“SUCO DE VINAGRE”
Erivelto
Reis
Às vezes a
vida nos oferece “suco de vinagre”. Se for falar de mim, estou cheio até a
tampa. Perdas, muitas perdas e tristeza que dói. Saudade que machuca e
paralisa. Sequência de trauma e sofrimento. A bebida ácida da lágrima expelida.
Quero de volta a minha boa vida. Quero de volta a vida de gente tão boa e amada
que partiu. Gente que partiu!!!
O luto não é
permanente, mas a perda não é temporária. Eu quero a minha carga diária de amor
e amizade constantes. O que tenho não me parece o bastante. Não apenas eu que
perdi, mas me perdi no espaço entre o atender do telefone e o prantear do
eterno nome. À beira de um leito emergente. Num belo horrível jardim de
saudade, num aparente deserto de amizades. Nunca chorei tanto e tão perto de
tudo que aconteceu de repente. Tão de repente.
Egoísmo? Inconformismo?
Falta de fé? Quero de volta as tardes de poesia, de sorrisos, de café e
biscoito de maisena à mesa. Quero a sua elegância, a sua gentileza. Não nego. Quero
cafuné no ego. Não ter que parecer e agir como se fosse cego aos descasos, aos desmandos.

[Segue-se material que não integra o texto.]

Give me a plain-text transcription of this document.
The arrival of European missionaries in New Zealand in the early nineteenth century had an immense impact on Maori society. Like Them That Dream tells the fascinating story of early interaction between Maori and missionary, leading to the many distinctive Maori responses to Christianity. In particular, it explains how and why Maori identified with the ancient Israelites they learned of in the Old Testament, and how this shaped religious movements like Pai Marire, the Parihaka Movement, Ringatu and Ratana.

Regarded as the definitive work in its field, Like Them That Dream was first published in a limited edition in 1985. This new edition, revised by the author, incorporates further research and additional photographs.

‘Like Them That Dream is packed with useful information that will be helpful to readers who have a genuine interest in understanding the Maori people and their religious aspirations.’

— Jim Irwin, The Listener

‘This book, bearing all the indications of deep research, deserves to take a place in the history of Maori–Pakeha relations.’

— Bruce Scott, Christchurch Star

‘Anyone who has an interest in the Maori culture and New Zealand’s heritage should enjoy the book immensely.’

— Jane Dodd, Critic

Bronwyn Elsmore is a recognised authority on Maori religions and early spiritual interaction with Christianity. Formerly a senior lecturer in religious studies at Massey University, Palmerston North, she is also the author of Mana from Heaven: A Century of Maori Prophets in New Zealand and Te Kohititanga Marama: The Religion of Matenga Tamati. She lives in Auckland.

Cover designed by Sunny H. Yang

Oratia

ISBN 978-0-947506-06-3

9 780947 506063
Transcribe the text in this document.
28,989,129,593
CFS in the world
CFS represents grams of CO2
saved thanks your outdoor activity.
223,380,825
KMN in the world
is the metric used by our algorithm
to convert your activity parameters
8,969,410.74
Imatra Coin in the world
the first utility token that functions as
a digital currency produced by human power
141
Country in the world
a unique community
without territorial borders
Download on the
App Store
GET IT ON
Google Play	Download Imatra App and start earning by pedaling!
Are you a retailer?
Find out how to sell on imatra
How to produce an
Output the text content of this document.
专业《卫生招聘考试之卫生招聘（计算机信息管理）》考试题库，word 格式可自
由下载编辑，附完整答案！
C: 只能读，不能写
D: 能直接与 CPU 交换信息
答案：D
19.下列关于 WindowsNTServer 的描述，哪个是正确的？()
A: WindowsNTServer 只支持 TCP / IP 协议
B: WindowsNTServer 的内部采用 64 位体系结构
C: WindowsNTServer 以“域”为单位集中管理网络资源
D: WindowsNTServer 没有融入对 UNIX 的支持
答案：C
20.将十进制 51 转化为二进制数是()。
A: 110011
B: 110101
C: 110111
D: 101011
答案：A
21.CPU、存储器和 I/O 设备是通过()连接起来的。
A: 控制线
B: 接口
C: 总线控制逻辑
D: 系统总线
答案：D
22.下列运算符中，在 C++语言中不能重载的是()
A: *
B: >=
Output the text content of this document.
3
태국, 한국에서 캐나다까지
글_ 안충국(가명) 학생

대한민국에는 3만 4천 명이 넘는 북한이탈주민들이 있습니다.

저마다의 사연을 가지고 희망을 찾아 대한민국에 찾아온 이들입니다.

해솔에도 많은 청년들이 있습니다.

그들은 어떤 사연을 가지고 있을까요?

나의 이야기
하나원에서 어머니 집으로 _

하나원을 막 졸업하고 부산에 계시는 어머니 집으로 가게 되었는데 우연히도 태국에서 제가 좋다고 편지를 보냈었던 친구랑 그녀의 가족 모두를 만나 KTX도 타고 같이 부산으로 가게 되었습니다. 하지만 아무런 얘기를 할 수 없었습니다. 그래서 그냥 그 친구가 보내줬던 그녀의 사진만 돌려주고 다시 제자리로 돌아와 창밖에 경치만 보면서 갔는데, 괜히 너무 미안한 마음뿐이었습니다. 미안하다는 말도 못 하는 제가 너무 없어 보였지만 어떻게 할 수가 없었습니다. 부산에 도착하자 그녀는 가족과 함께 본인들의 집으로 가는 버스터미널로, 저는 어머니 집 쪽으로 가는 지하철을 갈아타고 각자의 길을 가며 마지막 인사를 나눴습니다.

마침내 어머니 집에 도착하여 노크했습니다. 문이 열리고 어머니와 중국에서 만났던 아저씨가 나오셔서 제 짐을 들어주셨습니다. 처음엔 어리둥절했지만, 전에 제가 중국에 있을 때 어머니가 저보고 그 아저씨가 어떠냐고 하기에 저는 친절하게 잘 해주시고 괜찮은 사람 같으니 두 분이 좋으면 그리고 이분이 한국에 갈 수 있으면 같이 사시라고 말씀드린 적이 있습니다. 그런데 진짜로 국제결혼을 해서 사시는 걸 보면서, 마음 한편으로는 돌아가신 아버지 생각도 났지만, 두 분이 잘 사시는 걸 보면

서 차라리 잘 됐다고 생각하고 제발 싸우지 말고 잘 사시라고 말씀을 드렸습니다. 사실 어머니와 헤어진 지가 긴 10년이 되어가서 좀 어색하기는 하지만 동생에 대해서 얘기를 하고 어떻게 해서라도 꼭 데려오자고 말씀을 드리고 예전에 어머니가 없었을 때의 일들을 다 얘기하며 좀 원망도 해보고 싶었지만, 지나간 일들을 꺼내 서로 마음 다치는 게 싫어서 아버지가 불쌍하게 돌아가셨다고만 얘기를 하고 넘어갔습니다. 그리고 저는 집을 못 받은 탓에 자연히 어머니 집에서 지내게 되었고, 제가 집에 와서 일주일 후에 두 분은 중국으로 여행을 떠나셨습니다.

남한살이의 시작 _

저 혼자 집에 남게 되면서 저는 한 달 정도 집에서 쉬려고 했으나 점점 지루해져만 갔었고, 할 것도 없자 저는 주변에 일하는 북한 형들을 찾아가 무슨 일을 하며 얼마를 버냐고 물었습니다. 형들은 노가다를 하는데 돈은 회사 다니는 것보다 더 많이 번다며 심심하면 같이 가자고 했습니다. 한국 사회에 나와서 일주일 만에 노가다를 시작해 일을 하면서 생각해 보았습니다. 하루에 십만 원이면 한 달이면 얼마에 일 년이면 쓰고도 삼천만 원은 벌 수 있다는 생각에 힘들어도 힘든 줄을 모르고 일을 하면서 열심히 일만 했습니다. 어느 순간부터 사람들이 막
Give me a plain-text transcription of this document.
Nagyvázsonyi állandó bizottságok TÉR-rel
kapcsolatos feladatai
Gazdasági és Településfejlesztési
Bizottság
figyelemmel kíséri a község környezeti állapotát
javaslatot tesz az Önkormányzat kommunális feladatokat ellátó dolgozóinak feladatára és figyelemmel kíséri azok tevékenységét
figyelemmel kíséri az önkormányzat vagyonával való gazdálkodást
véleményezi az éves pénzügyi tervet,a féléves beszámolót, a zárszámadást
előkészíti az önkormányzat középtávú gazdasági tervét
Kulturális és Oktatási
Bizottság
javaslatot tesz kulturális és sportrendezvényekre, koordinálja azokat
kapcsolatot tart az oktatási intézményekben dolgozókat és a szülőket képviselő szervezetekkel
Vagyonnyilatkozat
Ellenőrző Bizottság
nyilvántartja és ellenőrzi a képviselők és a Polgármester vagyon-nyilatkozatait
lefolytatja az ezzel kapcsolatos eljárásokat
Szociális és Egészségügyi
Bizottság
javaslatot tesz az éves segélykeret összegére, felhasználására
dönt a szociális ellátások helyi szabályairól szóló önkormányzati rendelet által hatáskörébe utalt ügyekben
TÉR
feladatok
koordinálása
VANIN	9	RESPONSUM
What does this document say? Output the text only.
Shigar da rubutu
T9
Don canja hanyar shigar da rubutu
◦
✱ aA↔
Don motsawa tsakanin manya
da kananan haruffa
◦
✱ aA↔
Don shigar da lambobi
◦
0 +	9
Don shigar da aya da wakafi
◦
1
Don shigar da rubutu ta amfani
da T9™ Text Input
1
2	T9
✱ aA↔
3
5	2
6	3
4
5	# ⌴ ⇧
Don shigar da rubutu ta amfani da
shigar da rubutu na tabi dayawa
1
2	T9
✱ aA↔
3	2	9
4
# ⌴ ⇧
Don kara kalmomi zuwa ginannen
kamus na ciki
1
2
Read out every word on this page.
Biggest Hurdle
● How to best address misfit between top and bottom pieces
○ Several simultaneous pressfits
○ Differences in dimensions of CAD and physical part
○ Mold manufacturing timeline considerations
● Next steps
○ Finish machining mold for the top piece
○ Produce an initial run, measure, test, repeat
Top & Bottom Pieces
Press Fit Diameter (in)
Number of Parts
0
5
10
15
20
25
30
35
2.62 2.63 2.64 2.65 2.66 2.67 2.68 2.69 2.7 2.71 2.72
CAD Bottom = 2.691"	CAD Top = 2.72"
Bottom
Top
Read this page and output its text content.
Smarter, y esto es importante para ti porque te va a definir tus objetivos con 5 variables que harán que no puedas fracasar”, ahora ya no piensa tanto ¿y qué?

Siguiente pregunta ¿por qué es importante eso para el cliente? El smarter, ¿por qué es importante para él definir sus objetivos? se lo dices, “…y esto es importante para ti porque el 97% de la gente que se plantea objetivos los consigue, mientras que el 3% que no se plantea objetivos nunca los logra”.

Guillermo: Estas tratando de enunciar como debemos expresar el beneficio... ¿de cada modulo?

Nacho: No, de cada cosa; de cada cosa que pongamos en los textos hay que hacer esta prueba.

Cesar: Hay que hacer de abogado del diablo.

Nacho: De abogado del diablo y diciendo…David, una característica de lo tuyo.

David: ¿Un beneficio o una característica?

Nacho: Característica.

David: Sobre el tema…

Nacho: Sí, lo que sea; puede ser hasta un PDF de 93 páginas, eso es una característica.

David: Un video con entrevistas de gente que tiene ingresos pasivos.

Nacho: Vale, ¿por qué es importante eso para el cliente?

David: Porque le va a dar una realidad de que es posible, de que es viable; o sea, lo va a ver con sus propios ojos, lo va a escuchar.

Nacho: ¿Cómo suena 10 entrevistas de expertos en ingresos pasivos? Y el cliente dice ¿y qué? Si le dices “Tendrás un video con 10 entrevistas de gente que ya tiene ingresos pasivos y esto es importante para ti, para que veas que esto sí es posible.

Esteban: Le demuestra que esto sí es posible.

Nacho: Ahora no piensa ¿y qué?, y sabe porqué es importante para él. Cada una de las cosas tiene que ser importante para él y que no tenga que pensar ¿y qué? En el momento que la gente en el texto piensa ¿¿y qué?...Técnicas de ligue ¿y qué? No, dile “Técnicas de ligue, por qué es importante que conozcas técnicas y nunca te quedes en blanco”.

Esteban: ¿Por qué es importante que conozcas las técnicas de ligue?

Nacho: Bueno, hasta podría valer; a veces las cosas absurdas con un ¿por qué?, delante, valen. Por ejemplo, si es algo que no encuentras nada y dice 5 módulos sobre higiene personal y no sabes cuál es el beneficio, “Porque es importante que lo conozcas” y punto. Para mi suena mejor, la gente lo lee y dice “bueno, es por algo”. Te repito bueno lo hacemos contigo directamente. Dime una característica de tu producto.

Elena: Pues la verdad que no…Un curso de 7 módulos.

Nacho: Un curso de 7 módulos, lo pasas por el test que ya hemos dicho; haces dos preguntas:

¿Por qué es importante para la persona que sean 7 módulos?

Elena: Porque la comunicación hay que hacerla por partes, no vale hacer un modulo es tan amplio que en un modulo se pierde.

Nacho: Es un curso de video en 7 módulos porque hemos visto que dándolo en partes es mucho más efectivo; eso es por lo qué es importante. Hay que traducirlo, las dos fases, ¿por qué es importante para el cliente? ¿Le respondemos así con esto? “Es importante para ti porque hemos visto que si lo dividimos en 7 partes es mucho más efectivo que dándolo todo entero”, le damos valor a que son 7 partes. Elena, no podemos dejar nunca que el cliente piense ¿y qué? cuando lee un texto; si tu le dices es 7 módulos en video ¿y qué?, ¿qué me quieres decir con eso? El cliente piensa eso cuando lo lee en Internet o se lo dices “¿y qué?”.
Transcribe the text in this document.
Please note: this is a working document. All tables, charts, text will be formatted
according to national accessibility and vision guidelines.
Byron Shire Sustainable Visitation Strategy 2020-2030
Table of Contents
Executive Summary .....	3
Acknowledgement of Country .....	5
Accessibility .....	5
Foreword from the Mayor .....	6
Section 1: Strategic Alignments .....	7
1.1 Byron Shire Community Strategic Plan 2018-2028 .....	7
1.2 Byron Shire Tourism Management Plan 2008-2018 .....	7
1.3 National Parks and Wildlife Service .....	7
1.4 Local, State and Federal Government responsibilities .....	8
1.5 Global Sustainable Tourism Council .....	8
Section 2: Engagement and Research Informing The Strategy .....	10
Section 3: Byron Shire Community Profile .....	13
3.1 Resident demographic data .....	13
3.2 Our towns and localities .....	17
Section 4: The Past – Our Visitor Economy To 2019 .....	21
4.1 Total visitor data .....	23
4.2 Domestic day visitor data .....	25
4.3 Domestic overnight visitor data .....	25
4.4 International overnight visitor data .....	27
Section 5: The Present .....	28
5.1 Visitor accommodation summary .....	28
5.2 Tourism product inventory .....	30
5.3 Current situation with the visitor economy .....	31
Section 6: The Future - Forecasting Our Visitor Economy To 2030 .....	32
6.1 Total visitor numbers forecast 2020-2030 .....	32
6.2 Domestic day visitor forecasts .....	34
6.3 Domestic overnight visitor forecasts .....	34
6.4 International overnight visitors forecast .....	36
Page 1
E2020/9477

Quero a mão amiga; poder tocar no ombro. Chega de tomar tombo, “toco”, tranco.
Por que o espanto? Não passei no vestibular pra ser santo. Não quero a idealização do poeta, queria sua
porta sendo aberta por anfitrião de sorriso largo, e coração tão puro e terno.
Queria que a vida continuasse assim.
Queria
alegria, amizade, aconchego. Não esse remédio amargo. Não esse suco azedo. Agora
tenho medo. Insônia. Vergonha de ser apontado na rua como alguém que perdeu um
amigo. Não choro a perda de um poeta a
quem admirava. Choro a perda de um amigo a quem amava. Outro dia, vi seu
monograma gravado num lenço. Seu álbum do tempo. O boi de madeira, no bolso da
camisa, a mecha de cabelo cortada mais dolorida... Lancei-me num mundo de
descontentamento, de desalento.
– “Ele fazia
suco de vinagre”... Um alguém me falou
certa tarde. E como me emocionou essa história. Que não era metáfora. Talvez
fosse esse o seu jeito de entender a liberdade, a democracia, a humanidade. Sua
vitória foi sempre prosseguir por amor à poesia, à família e à verdade.
Quando se luta,
quando se perde, quando se chora tanto. Bebe-se, gota a gota, de lembrança em
lembrança, sem escudo e sem guarida, a cada minuto, do “suco de vinagre”
pranto. Desse que ele provou de tonel, mas com que produzia o mel da poesia que
afasta a tristeza que parece perseguir a vida.